Tautan-tautan Akses

Ulama Irak Serukan Pemilihan PM Baru Tanpa Campur Tangan Asing


Ayatollah Agung Ali al-Sistani di kota Najaf, Irak selatan, 13 Maret 2019. (Foto: dok).
Ayatollah Agung Ali al-Sistani di kota Najaf, Irak selatan, 13 Maret 2019. (Foto: dok).

Otoritas tertinggi Syiah Irak, Jumat (6/12) meminta dibentuknya pemerintahan baru dalam tenggat waktu yang ditetapkan, dan tanpa campur tangan asing, sementara waktu semakin sempit bagi para legislator untuk memilih perdana menteri baru, setelah pengunduran diri PM Adel Abdul-Mahdi pekan lalu.

Ribuan demonstran antipemerintah dari berbagai penjuru selatan Irak bergabung dengan demonstran di Lapangan Tahrir, Baghdad, pusat gerakan protes di ibukota, beberapa jam setelah khotbah, kata para pejabat keamanan.

“Kami berharap kepala pemerintahan yang baru dan anggotanya dipilih berdasarkan tenggat konstitusional dan sesuai dengan aspirasi rakyat serta tidak ada campur tangan pihak luar,” kata Ayatullah Agung Ali al-Sistani dalam khotbah mingguannya hari Jumat (6/12) di kota suci Najaf.

Ia menambahkan bahwa institusi agama Syiah tidak akan ambil bagian dalam proses pembentukan pemerintah baru.

Sedikitnya 400 orang tewas sejak pemberontakan mengguncang Irak pada 1 Oktober, dengan ribuan orang Irak turun ke jalan-jalan di Baghdad dan kawasan selatan Irak yang didominasi warga Syiah. Mereka mengecam korupsi, buruknya layanan pemerintah, kurangnya lapangan kerja dan menyerukan diakhirinya sistem politik yang diberlakukan setelah invasi AS tahun 2003.

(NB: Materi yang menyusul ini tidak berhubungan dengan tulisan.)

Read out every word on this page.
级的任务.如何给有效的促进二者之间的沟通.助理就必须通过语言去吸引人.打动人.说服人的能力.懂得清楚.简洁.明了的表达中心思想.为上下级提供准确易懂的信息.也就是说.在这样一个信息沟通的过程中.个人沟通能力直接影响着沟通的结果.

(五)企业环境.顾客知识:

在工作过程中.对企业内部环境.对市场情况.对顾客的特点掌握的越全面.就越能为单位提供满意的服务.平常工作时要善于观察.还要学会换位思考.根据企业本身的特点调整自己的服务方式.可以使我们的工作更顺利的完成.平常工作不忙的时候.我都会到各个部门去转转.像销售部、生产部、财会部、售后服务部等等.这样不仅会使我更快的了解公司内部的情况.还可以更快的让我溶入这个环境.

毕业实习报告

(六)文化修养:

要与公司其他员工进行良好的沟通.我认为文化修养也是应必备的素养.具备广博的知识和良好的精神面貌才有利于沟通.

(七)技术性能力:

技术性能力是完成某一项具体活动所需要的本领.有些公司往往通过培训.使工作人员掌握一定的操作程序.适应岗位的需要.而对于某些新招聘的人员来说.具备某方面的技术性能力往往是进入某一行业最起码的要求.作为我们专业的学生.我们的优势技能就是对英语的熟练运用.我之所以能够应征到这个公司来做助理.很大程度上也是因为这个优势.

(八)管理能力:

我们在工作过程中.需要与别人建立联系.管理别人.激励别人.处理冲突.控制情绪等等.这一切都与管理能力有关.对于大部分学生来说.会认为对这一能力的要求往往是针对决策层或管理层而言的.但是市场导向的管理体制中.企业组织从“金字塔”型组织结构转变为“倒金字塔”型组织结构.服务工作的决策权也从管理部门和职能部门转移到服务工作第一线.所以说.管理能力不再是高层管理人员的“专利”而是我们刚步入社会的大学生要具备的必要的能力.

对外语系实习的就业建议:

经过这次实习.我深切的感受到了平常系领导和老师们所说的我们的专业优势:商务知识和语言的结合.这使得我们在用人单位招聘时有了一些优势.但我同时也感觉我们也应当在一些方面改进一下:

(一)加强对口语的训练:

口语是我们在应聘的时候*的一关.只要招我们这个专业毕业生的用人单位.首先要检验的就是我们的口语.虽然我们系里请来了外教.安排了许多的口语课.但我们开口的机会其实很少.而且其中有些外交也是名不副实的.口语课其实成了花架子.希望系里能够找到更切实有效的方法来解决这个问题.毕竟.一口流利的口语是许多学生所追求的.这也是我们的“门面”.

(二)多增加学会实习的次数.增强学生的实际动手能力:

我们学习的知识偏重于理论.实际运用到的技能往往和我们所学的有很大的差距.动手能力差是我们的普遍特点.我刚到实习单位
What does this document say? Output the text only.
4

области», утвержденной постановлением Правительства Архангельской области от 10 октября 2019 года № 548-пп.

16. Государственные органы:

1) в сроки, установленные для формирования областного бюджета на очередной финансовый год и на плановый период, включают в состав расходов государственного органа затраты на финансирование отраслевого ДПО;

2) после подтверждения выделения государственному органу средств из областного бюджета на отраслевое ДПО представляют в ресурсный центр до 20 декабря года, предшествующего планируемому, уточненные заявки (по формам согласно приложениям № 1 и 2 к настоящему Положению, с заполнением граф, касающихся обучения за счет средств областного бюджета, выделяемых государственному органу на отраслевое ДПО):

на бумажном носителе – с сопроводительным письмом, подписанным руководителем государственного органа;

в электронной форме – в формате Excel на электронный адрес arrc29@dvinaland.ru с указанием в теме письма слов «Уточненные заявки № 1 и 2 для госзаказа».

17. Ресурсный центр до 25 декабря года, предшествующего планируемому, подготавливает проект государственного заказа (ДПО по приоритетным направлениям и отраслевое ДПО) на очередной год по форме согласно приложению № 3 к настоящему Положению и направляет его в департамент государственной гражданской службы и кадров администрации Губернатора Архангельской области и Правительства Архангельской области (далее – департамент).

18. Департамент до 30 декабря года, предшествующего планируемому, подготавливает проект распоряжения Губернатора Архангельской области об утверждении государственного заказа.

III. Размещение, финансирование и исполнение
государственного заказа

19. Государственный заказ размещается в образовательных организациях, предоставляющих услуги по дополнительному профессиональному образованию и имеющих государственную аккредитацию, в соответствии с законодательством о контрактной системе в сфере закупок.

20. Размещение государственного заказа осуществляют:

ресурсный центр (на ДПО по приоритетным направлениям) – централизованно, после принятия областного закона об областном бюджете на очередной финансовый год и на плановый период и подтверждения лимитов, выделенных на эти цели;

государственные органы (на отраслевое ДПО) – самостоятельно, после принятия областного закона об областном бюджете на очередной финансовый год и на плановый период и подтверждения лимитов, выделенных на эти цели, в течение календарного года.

Pasukan keamanan membubarkan massa dengan peluru tajam dan gas air mata, sehingga menimbulkan korban jiwa. Tekanan terhadap demonstran, yang sekarang memasuki bulan ke-tiga menyebabkan pengunduran diri Abdul-Mahdi pekan lalu setelah al-Sistani menyerukan parlemen agar menarik dukungan terhadap pemerintah Abdul-Mahdi.

Parlemen diberi waktu 15 hari sejak pengunduran diri itu diterima resmi oleh para legislator pada hari Minggu lalu untuk menunjuk calon baru, sesuai dengan konstitusi.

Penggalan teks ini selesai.